I believe that the nativist turn by an important segment of Gandhian social activists and intellectuals made it unfashionable to question tradition and religion. It became almost obligatory to defend the 'wisdom' of the masses, as opposed to the 'violence' of modern scientific ideas themselves. This kind of thinking moved the focus to 'safer' targets, like big development projects, MNCs and such in which 'modern' technology and modern institutions were the main culprits and people's traditions the source of resistance (I am not suggesting that the left should not oppose MNCs and big development projects, as and when they need to be opposed. But they have to be opposed while defending a progressive, secular worldview; not in order to defend the 'people's wisdom' which contains many inherited prejudices and superstitions). Science movements imbibed the populism and cultural traditionalism of leading Gandhian/postcolonial intellectuals who took a highly anti-modernist position for nearly three decades, starting around late 1970s (coinciding with Indira Gandhi's emergency).

        (Nanda 2005: http://www.sacw.net/index.html)

Nanda’s statement is at the cusp of the postcolonial appropriation of Marxian terminology in its anti-technology arguments.
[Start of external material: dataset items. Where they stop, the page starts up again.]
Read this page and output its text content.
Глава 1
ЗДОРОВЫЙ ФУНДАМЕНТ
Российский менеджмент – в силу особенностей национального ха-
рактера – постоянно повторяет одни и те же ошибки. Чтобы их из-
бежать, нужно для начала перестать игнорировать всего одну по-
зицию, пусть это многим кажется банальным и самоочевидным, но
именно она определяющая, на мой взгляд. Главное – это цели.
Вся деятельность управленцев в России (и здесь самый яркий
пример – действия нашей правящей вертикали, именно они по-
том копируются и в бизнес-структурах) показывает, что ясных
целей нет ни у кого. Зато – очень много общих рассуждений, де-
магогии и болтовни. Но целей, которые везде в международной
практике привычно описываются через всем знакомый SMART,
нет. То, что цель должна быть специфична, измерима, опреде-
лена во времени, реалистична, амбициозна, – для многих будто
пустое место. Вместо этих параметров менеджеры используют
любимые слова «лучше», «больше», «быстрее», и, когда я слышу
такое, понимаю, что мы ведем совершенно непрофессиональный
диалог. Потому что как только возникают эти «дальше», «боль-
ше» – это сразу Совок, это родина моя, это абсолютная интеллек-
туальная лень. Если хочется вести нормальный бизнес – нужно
We will go into these in more detail in the next post.



[1] Spivak on subaltern agency (Can the Subaltern Speak?), and Ajit K. Chaudhury on Subaltern Studies’ dismissal of Lenin’s consciousness as ‘elite’ (In Search of a Subaltern Lenin). In effect, both moves challenged the empirical subalternity on which Subaltern Studies perspectives seemed to stand.

[2] 'The word "subaltern" … as a name for the general attribute of subordination in South Asian society whether this is expressed in terms of class, caste, age, gender and office or in any other way'. And the work of Subaltern Studies therefore relates to 'the history, politics, economics and sociology of subalternity as well as to the attitudes, ideologies and belief systems – in short, the culture informing that condition' (Guha 1988: 35).

[3] Another element of the organizational perspectives is a certain divide between the political and ‘other’ activities that this period saw. Paralleled by the base-superstructure divide, or the massline versus military line was this socio-cultural activity versus political activity, a debate well demonstrated in the history of the Janakiya Samskarika Vedi (Sreejith K., EPW December 10, 2005).